Speed-wise with the default setting (50 iterations of the multigrid algorithm, 20 pre-smoothing operations, 60 post-smoothing) it takes over 50 seconds to reintegrate the laplacian of the squirrel image (1920x1080).
Sensible results can be obtained even faster: with just 2 multigrid, 2 pre-smoothing and 4 post-smoothing operations a low quality approximation of the final image can be obtained under a second.
Thanks to iterative nature of Jacobi/multigrid method implementing this would be good enough for real time applications if the updates were propagated often enough. This could be further supplemented by a proper multithreading implementation of the multigrid algorithm.
I also really want to try my hand in implementing an alternative algorithm which claims even faster speeds but I stumbled upon it relatively late when writing this article.
Due to sensitivity to initial conditions, operations on the poisson domain aren’t overly intuitive but even observing failure cases makes me want to try out implementing more complicated filters a la Gradientshop.
Another thing I really wanted to try is generating images from samples like in Scene Completion Using Millions of Photographs by Hays and Efros albeit with a simpler models e.g. Markov chains.

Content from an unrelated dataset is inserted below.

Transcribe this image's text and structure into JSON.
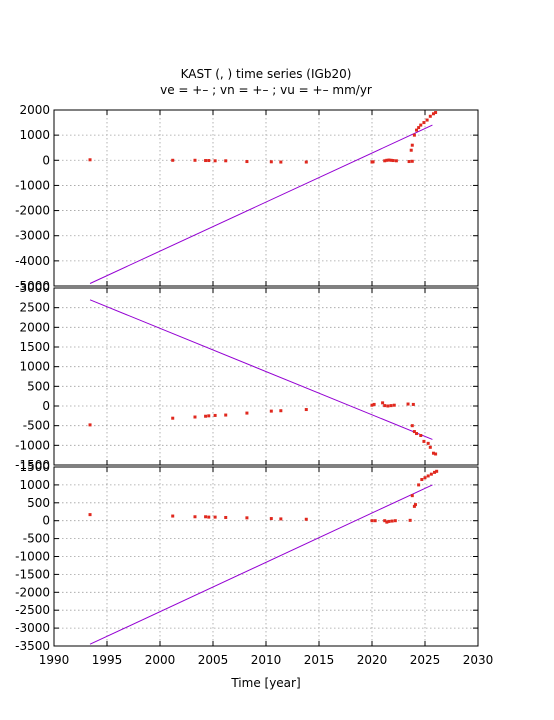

an important point since the laplacian of an image isn’t guaranteed to lie between [0, 1] for each channel. ↩
via a relaxation method. ↩
the previously-linked paper Real-Time Gradient-Domain Painting was a unfortunately a red herring. While it presents nice, motivating examples I didn’t manage to reproduce the exact algorithm from the paper nor did any of their assumptions work for me (i.e. not having a pre smoothing step made the convergence much slower, multiplying the laplacian between levels made the error blow up etc) ↩
so called Dirichlet boundary conditions ↩
although this technically distorts the relative importance of the boundary to the image ↩
because reintegrating the image difference is sensitive to initial conditions. ↩
speaking in the normative sense: it should be obvious but performing my first experiments in image blending I initially didn’t connect the dots and was, again, surprised by the non-result. ↩